Custom file datasource implementations

Navin Viswanath
I’m looking into upgrading our Spark version from 2.4 to 3.0 and noticed that there was an API change that seems unavoidable. I wanted to check whether our implementation is the ideal way to do this and if this change is necessary.
We have files on HDFS in thrift format and implement custom datasources in V1 by implementing a PartitionFile => InternalRow conversion(based on the FileFormat trait). Here is how we do that currently:

Given a thrift type T,
val schema: StructType = ... // infer thrift schema for an object of type T
val encoder: ExpressionEncoder[Row] = RowEncoder(schema)
val genericRow: GenericRow = toGenericRow(thriftObject, schema) // converts a thrift object to a GenericRow

Once we have a GenericRow and an ExpressionEncoder, we used to do the following to produce an InternalRow:

val internalRow: InternalRow = encoder.toRow(genericRow)

we now need:

val serializer = encoder.createSerializer()
val internalRow: InternalRow = serializer(genericRow)

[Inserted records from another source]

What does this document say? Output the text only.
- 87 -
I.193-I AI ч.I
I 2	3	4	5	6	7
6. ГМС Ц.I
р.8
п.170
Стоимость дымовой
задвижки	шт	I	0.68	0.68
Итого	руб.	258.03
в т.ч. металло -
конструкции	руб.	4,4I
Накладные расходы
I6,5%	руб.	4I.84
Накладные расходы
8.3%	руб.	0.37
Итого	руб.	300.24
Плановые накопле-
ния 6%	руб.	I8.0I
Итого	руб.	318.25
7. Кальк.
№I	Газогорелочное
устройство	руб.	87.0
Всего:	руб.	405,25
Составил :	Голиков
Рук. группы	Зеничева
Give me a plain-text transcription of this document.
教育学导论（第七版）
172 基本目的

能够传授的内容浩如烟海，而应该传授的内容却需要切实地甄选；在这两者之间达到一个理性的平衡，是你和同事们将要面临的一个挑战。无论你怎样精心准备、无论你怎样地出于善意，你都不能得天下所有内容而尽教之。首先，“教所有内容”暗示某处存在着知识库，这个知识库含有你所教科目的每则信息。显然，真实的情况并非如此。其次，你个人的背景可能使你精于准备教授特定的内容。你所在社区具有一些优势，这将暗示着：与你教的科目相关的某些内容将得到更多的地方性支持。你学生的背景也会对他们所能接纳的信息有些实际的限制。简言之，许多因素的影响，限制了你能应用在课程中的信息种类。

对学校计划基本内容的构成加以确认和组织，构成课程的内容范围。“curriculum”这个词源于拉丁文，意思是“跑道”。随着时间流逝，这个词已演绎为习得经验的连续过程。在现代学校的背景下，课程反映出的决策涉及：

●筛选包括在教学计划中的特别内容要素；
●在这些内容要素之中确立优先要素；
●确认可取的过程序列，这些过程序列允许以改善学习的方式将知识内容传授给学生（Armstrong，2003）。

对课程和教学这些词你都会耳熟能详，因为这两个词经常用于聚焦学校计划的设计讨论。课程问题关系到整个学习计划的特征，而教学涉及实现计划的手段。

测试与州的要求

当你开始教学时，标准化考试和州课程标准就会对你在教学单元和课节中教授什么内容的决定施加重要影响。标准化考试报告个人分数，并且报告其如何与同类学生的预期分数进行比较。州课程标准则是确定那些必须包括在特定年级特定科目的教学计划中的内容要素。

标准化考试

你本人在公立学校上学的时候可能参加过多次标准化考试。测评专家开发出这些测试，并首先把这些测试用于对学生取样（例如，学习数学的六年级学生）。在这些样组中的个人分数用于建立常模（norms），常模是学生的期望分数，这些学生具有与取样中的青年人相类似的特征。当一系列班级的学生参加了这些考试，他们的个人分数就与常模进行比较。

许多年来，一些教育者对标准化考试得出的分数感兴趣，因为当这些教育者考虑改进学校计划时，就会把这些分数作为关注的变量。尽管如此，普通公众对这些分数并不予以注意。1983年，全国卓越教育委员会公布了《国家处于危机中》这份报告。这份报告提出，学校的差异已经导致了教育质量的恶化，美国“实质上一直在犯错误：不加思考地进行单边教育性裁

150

I have a couple of questions about this:
1. Do we have to make this change in our sources going from 2.4 to 3.0? Since this change is marked as internal in the PR, I was wondering if this is not the ideal way to implement this.
2. Does moving to Datasource V2 avoid this change? From looking at the V2 API, it looks like I would still need to generate an InternalRow and an ExpressionEncoder appears to be the only way to do this, which implies I would still need this change.

My goal is to try and keep our source code the same going from 2.4 to 3.0 if possible.

Any help is appreciated!